La donna consacrata è vergine (di una verginità recuperata spiritualmente, se eventualmente persa) e madre, e viene a trovarsi spiritualmente inserita nel mistero di Colei che è la Vergine Madre per eccellenza: Maria Santissima, l’archetipo e il modello di ogni donna consacrata.
La maternità spirituale di Maria è una maternità universale: Ella è Madre nell’«ordine della grazia» (Lumen gentium, n. 61) e ha partorito tutte le anime con le sue terribili sofferenze di Corredentrice, nell’arco di tutta la sua vita, e in maniera culminante sul Calvario. La sua maternità abbraccia tutti e «perdura senza soste [...] fino al perpetuo coronamento di tutti gli eletti. Difatti assunta in cielo non ha deposto questa funzione di salvezza. [...] Con la sua materna carità si prende cura dei fratelli del Figlio suo ancora peregrinanti e posti in mezzo ai pericoli e affanni» (Lumen gentium, n. 62).  
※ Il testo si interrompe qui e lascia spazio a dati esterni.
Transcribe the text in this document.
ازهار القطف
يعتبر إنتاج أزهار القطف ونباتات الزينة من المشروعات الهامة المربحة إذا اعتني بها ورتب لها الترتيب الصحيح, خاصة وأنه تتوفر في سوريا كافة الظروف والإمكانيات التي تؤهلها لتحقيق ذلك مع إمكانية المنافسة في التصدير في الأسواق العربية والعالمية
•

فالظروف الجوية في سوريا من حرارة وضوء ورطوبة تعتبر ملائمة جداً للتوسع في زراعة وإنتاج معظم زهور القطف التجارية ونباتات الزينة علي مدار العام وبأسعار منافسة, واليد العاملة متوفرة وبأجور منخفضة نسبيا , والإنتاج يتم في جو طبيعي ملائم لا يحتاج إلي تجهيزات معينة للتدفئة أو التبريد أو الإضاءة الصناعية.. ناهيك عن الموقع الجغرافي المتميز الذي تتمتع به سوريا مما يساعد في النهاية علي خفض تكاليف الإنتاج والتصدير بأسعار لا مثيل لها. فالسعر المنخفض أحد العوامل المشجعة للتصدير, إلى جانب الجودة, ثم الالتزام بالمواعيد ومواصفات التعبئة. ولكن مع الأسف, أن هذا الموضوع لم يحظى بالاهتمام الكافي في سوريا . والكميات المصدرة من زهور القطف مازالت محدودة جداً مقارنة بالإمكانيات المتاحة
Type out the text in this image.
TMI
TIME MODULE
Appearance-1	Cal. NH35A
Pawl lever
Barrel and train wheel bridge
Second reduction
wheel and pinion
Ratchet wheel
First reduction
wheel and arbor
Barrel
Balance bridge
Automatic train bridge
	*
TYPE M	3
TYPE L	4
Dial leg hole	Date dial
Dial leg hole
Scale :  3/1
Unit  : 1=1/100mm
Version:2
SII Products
      Anche per questa assimilazione alla Vergine Maria, la Religiosa è chiamata a vivere la maternità spirituale, perché c’è una sorta di identificazione e di uguaglianza di prerogative e di ruoli tra lei e la Madonna, soprattutto in certi Istituti religiosi che si ispirano più direttamente alla Vergine Maria.
     La maternità spirituale, quella della Madonna e quella di ogni Consacrata, non può non realizzarsi in maniera del tutto speciale nei confronti di coloro che sono la “porzione eletta” del gregge di Cristo: i Sacerdoti. Se ogni anima può essere oggetto delle premure di una Consacrata, certamente quelle dei Sacerdoti devono starle particolarmente a cuore, perché si sa bene che da questa “porzione eletta” dipende il progresso o il regresso nella fede e nella pietà del Popolo di Dio.
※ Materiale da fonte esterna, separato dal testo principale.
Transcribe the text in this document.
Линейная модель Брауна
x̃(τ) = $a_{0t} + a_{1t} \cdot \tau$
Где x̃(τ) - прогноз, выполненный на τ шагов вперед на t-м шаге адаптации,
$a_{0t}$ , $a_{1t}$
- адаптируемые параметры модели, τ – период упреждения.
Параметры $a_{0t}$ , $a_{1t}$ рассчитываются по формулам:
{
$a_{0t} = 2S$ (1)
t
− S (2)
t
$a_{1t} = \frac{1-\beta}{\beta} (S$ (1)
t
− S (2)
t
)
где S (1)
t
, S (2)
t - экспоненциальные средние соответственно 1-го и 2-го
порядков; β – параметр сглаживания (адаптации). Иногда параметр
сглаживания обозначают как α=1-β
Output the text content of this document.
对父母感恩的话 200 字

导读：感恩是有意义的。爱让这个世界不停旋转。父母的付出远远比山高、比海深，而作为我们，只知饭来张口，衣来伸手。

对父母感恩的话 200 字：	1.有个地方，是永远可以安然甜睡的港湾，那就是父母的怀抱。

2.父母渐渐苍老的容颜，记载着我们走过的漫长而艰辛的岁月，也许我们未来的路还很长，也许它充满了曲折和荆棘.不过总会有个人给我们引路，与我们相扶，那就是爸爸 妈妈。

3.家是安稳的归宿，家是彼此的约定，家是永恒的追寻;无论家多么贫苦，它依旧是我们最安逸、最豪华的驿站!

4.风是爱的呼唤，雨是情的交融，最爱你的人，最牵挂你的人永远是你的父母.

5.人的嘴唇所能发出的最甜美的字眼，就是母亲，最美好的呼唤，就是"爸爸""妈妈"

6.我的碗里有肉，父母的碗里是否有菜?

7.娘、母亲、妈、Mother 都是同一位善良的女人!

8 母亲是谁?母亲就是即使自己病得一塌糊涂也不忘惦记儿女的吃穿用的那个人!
Negli ultimi decenni il movimento femminista ha insinuato anche nella Chiesa Cattolica la rivendicazione del Sacerdozio alle donne, facendo apparire quasi una discriminazione il fatto che esso sia riservato solo agli uomini; ma piuttosto che rivendicare il Sacerdozio, la donna consacrata dovrebbe riscoprire il suo ruolo di madre a sostegno del Sacerdozio e delle vocazioni sacerdotali! Un ruolo che, in maniera indiretta ma efficace, la fa partecipe del ministero sacerdotale, le dona un cuore sacerdotale, un cuore che unito al Cuore di Cristo Sposo – Vittima, Altare e Sacerdote – prega incessantemente per i bisogni della Chiesa e delle anime, si sacrifica nella perfetta osservanza della propria Regola, si immola in silenzio.
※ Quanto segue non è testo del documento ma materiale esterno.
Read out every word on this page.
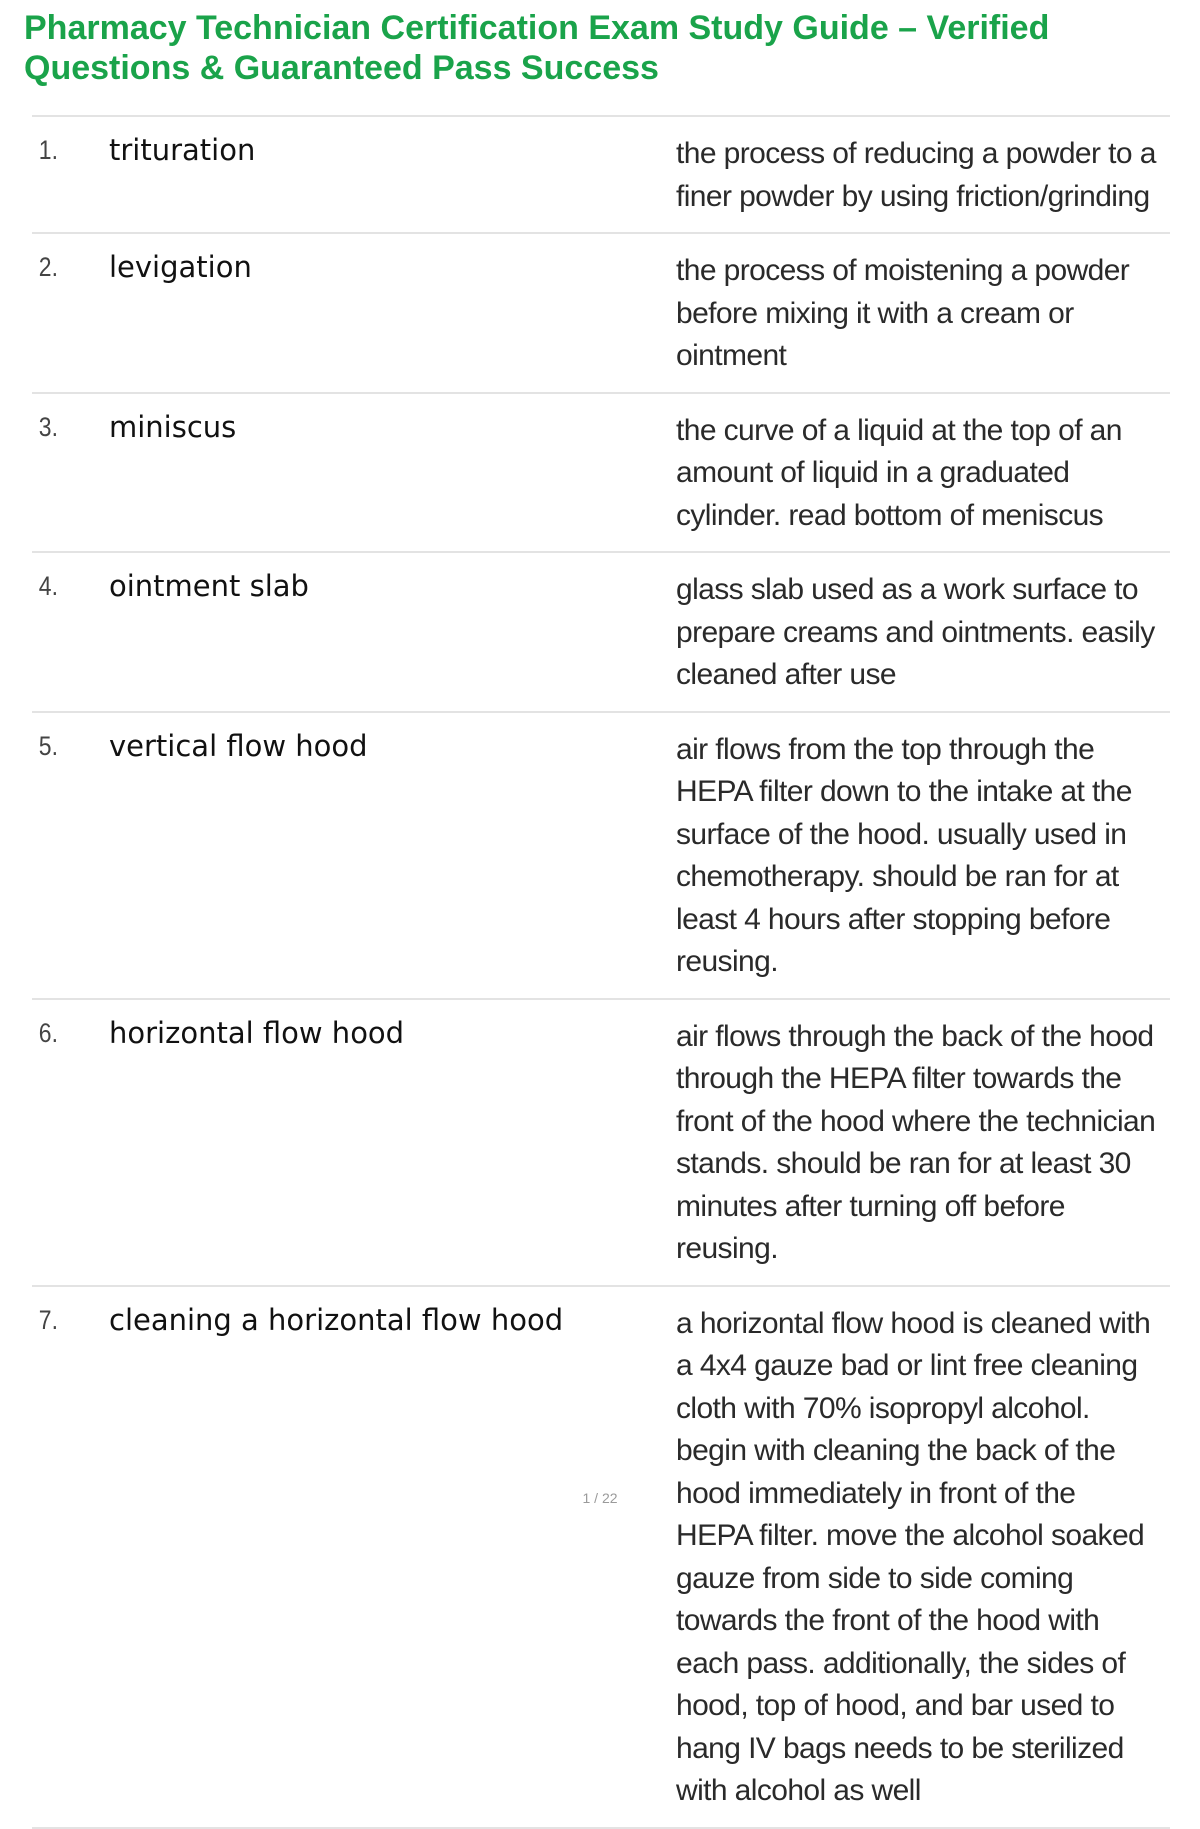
Pharmacy Technician Certification Exam Study Guide – Verified Questions & Guaranteed Pass Success
1.	trituration	the process of reducing a powder to a finer powder by using friction/grinding
2.	levigation	the process of moistening a powder before mixing it with a cream or ointment
3.	miniscus	the curve of a liquid at the top of an amount of liquid in a graduated cylinder. read bottom of meniscus
4.	ointment slab	glass slab used as a work surface to prepare creams and ointments. easily cleaned after use
5.	vertical flow hood	air flows from the top through the HEPA filter down to the intake at the surface of the hood. usually used in chemotherapy. should be ran for at least 4 hours after stopping before reusing.
6.	horizontal flow hood	air flows through the back of the hood through the HEPA filter towards the front of the hood where the technician stands. should be ran for at least 30 minutes after turning off before reusing.
7.	cleaning a horizontal flow hood	a horizontal flow hood is cleaned with a 4x4 gauze bad or lint free cleaning cloth with 70% isopropyl alcohol. begin with cleaning the back of the hood immediately in front of the HEPA filter. move the alcohol soaked gauze from side to side coming towards the front of the hood with each pass. additionally, the sides of hood, top of hood, and bar used to hang IV bags needs to be sterilized with alcohol as well
1 / 22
Per capire il ruolo della donna consacrata nella vita del Sacerdote, basterebbe guardare al ruolo di Maria Santissima nella vita di Gesù: la Madonna ha condiviso pienamente tutta la missione di Cristo, è stata accanto a Lui sempre, ha vissuto intimamente unita a Gesù quale Madre accanto al Figlio, Corredentrice accanto al Redentore, e sotto la Croce, con l’offerta della Vittima divina al Padre e con l’offerta di tutta se stessa, è divenuta la Virgo Sacerdos accanto al Sommo ed Eterno Sacerdote. La Madonna non ha preso il posto di Cristo, ma la sua presenza è stata determinante affinché Cristo potesse realizzare la sua missione sacerdotale.
Tale è il ruolo della donna, specie di quella consacrata, nella vita del Sacerdote: permettere che egli realizzi nel migliore dei modi la sua vocazione e missione di Sacerdote. Ella, a somiglianza di Maria Santissima, pur non potendo accedere all’Ordine Sacro, è investita di una missione altissima che la immette nell’economia della Grazia del Sacerdozio, non come ministro, ma come... Madre!